Alguns dos nossos funcionários estão aqui desde que começamos a empregar pessoas, desde 2018, e em nossa indústria isso é inédito. Se você não se importa com o que mastigar e cuspir alguém faz com uma pessoa, se tudo o que importa para você é dinheiro, saiba que custa A$ 33.000 para substituir uma pessoa mastigada e cuspida porque custa A$ 33.000 para fazer qualquer nova contratação. Então, por que você não tentaria se comprometer a entender melhor a saúde mental e tornar qualquer local de trabalho um ambiente psicologicamente seguro?
O que as empresas ou líderes estão fazendo de errado quando se trata de sua força de trabalho neurodiversa?
Precisamos representar a neurodivergência além das ideias de “gênios” ou “aumento de produtividade”, porque isso é transacional e não transformacional.

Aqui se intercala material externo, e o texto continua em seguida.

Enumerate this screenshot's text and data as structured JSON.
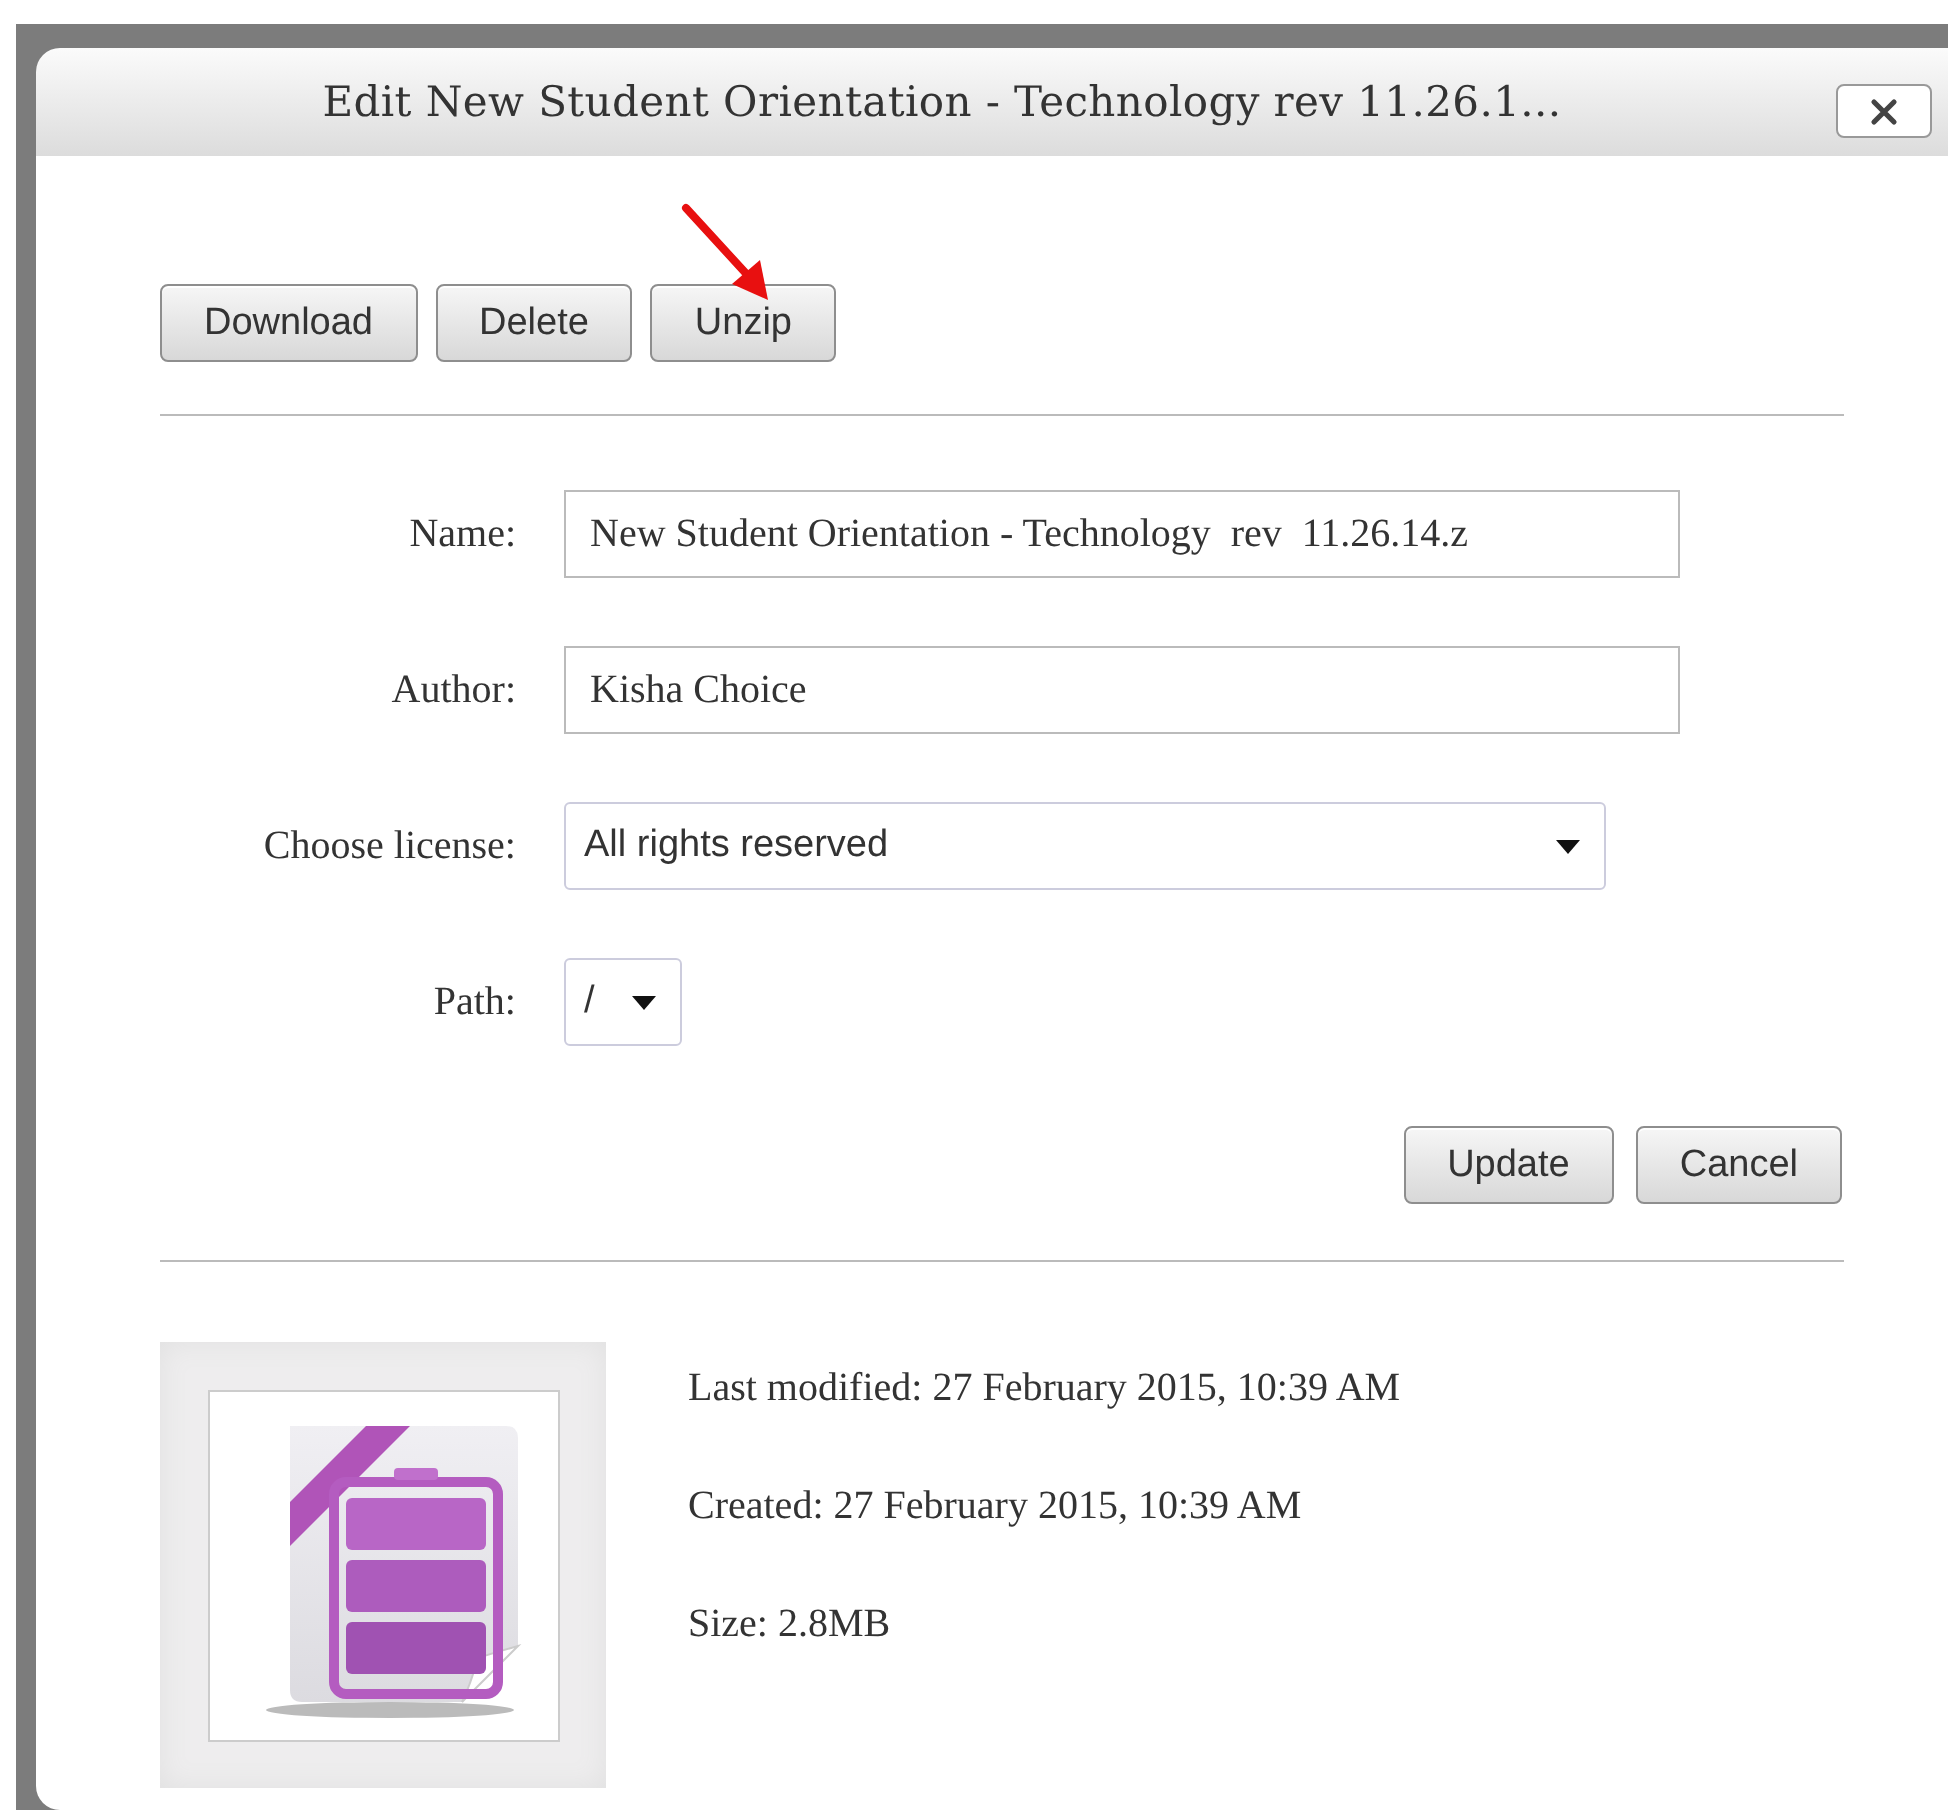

Para obter essa representação, preciso, primeiramente, de pessoas neurodivergentes dentro da minha empresa, e então preciso criar um ambiente de trabalho psicologicamente seguro para elas, para que tenham uma chance de crescer aqui. Quando elas crescerem, provavelmente serão promovidas. E então preciso ter algumas conversas honestas sobre como são os papéis mais seniores para elas, porque algumas [pessoas neurodivergentes] não têm desejo de gerenciar pessoas. E para muitos locais de trabalho, esse é quase sempre o resultado: não podemos promovê-lo se você não estiver gerenciando uma equipe.

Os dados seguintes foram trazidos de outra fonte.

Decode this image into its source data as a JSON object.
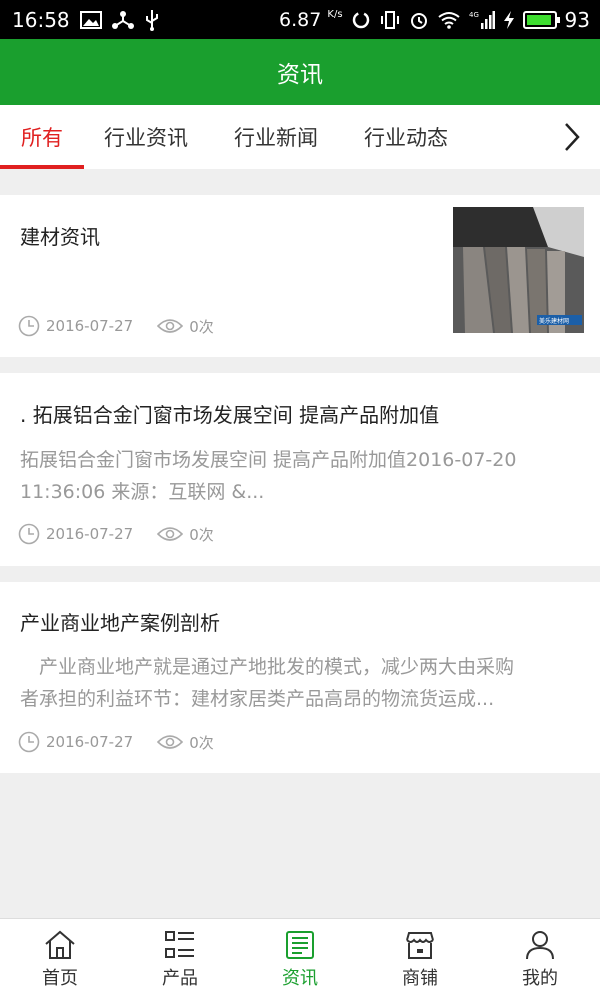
{
  "status_bar": {
    "time": "16:58",
    "speed": "6.87",
    "speed_unit": "K/s",
    "network": "4G",
    "battery": "93",
    "battery_level": 0.93
  },
  "header": {
    "title": "资讯"
  },
  "tabs": [
    {
      "label": "所有",
      "active": true
    },
    {
      "label": "行业资讯"
    },
    {
      "label": "行业新闻"
    },
    {
      "label": "行业动态"
    }
  ],
  "articles": [
    {
      "title": "建材资讯",
      "summary": "",
      "date": "2016-07-27",
      "views": "0次",
      "thumbnail_caption": "美乐建材网"
    },
    {
      "title": ". 拓展铝合金门窗市场发展空间 提高产品附加值",
      "summary_line1": "拓展铝合金门窗市场发展空间 提高产品附加值2016-07-20",
      "summary_line2": "11:36:06 来源：互联网 &...",
      "date": "2016-07-27",
      "views": "0次"
    },
    {
      "title": "产业商业地产案例剖析",
      "summary_line1": "　产业商业地产就是通过产地批发的模式，减少两大由采购",
      "summary_line2": "者承担的利益环节：建材家居类产品高昂的物流货运成...",
      "date": "2016-07-27",
      "views": "0次"
    }
  ],
  "bottom_nav": [
    {
      "label": "首页",
      "icon": "home-icon"
    },
    {
      "label": "产品",
      "icon": "grid-list-icon"
    },
    {
      "label": "资讯",
      "icon": "news-icon",
      "active": true
    },
    {
      "label": "商铺",
      "icon": "store-icon"
    },
    {
      "label": "我的",
      "icon": "user-icon"
    }
  ],
  "colors": {
    "primary": "#1a9f2e",
    "accent": "#e02020"
  }
}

Mas precisamos ser mais criativos e perceber que nem todo caminho para o crescimento é uma promoção para a gerência, a menos que eles queiram. E simultaneamente temos que rejeitar essa ideia estereotipada de que pessoas autistas não conseguem gerenciar equipes. Se for esse o caso, por que estou sendo abordado a cada duas semanas por pessoas para aprender com o que estou fazendo?

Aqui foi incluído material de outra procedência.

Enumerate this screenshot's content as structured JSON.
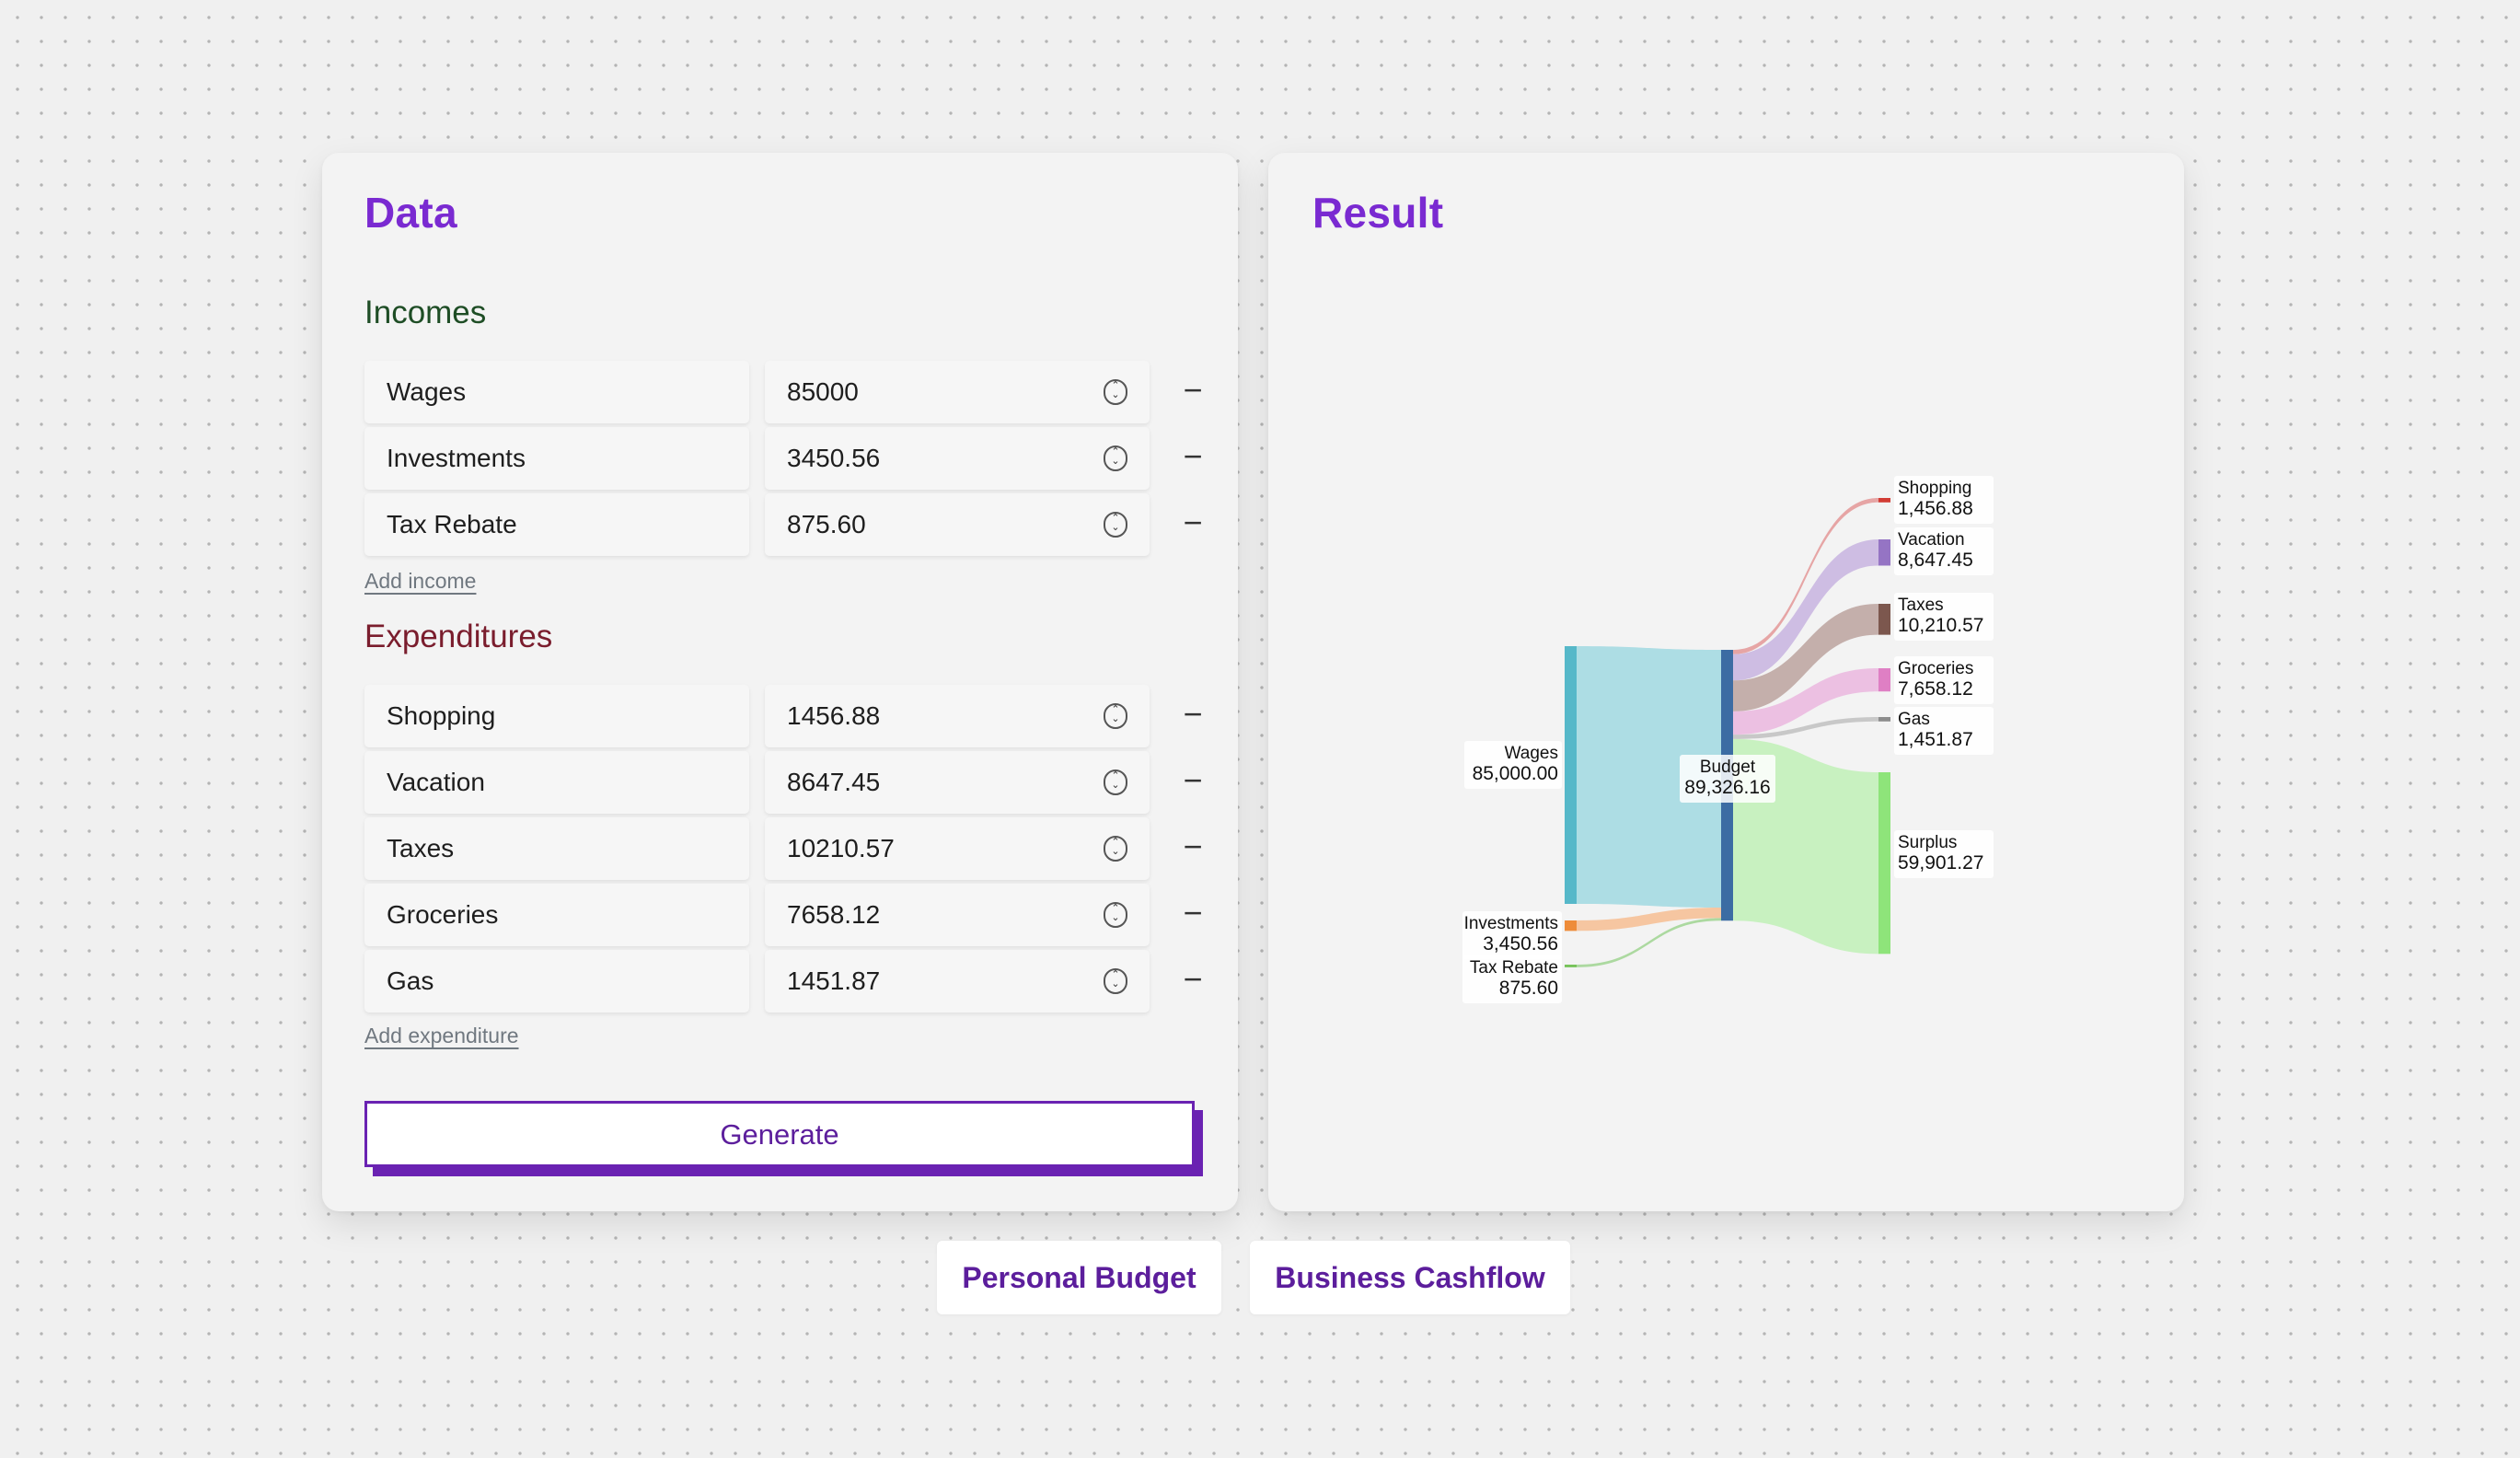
{
  "data_panel": {
    "title": "Data",
    "incomes_title": "Incomes",
    "incomes": [
      {
        "name": "Wages",
        "value": "85000"
      },
      {
        "name": "Investments",
        "value": "3450.56"
      },
      {
        "name": "Tax Rebate",
        "value": "875.60"
      }
    ],
    "add_income_label": "Add income",
    "expenditures_title": "Expenditures",
    "expenditures": [
      {
        "name": "Shopping",
        "value": "1456.88"
      },
      {
        "name": "Vacation",
        "value": "8647.45"
      },
      {
        "name": "Taxes",
        "value": "10210.57"
      },
      {
        "name": "Groceries",
        "value": "7658.12"
      },
      {
        "name": "Gas",
        "value": "1451.87"
      }
    ],
    "add_expenditure_label": "Add expenditure",
    "generate_label": "Generate",
    "remove_symbol": "−"
  },
  "result_panel": {
    "title": "Result"
  },
  "presets": {
    "personal_label": "Personal Budget",
    "business_label": "Business Cashflow"
  },
  "colors": {
    "accent": "#7a2ad1",
    "incomes_heading": "#1e4d25",
    "expenditures_heading": "#7a1d2d",
    "button": "#6a22b2"
  },
  "chart_data": {
    "type": "sankey",
    "center_node": {
      "name": "Budget",
      "value_label": "89,326.16",
      "value": 89326.16,
      "color": "#3c6ca3"
    },
    "sources": [
      {
        "name": "Wages",
        "value": 85000.0,
        "value_label": "85,000.00",
        "color": "#56b8c9",
        "link_color": "#a9dbe3"
      },
      {
        "name": "Investments",
        "value": 3450.56,
        "value_label": "3,450.56",
        "color": "#ee8c3a",
        "link_color": "#f5c39c"
      },
      {
        "name": "Tax Rebate",
        "value": 875.6,
        "value_label": "875.60",
        "color": "#76c35a",
        "link_color": "#a8d79b"
      }
    ],
    "targets": [
      {
        "name": "Shopping",
        "value": 1456.88,
        "value_label": "1,456.88",
        "color": "#d23c34",
        "link_color": "#e5a0a0"
      },
      {
        "name": "Vacation",
        "value": 8647.45,
        "value_label": "8,647.45",
        "color": "#9574c4",
        "link_color": "#cbb9e2"
      },
      {
        "name": "Taxes",
        "value": 10210.57,
        "value_label": "10,210.57",
        "color": "#7c574e",
        "link_color": "#c1aba7"
      },
      {
        "name": "Groceries",
        "value": 7658.12,
        "value_label": "7,658.12",
        "color": "#df7fc4",
        "link_color": "#ebbde0"
      },
      {
        "name": "Gas",
        "value": 1451.87,
        "value_label": "1,451.87",
        "color": "#8c8c8c",
        "link_color": "#c5c5c5"
      },
      {
        "name": "Surplus",
        "value": 59901.27,
        "value_label": "59,901.27",
        "color": "#8ee47a",
        "link_color": "#c5f0bd"
      }
    ]
  }
}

Neurodiversidade no escritório
Muitas das maiores empresas do mundo – especialmente em tecnologia – estão recrutando ativamente trabalhadores neurodivergentes. A Deloitte observa que equipes que incluem profissionais neurodivergentes podem ser até 30% mais produtivas . “Habilidades como pensamento visual, atenção aos detalhes, reconhecimento de padrões, memória visual e pensamento criativo podem ajudar a iluminar ideias ou oportunidades que as equipes poderiam ter perdido”, diz em um artigo sobre como abraçar a neurodiversidade pode criar um ambiente de trabalho melhor para todos.
Que conselho você daria a outro líder empresarial que busca melhorar a saúde mental em seu local de trabalho?
O melhor conselho que posso dar é garantir que nenhuma acomodação esteja fora de questão. Em seguida, invista em algum treinamento. Coloque os líderes em primeiros socorros de saúde mental e veja se você pode investir em pessoas diferentes vindo ao seu local de trabalho para dar palestras sobre saúde mental e como ela pode se apresentar [no trabalho].
Engula seu ego e reconheça que você vai cometer alguns erros antes de acertar. Eu mesmo cometi muitos e esse é um sentimento importante e vulnerável com o qual você tem que lidar.
E, finalmente, coloque pessoas com uma variedade de experiências vividas diferentes em posições de liderança. Forças de trabalho homogêneas podem ser perigosas. Nos locais de trabalho, você tem que ser capaz de olhar ao redor e se ver representado para se sentir seguro.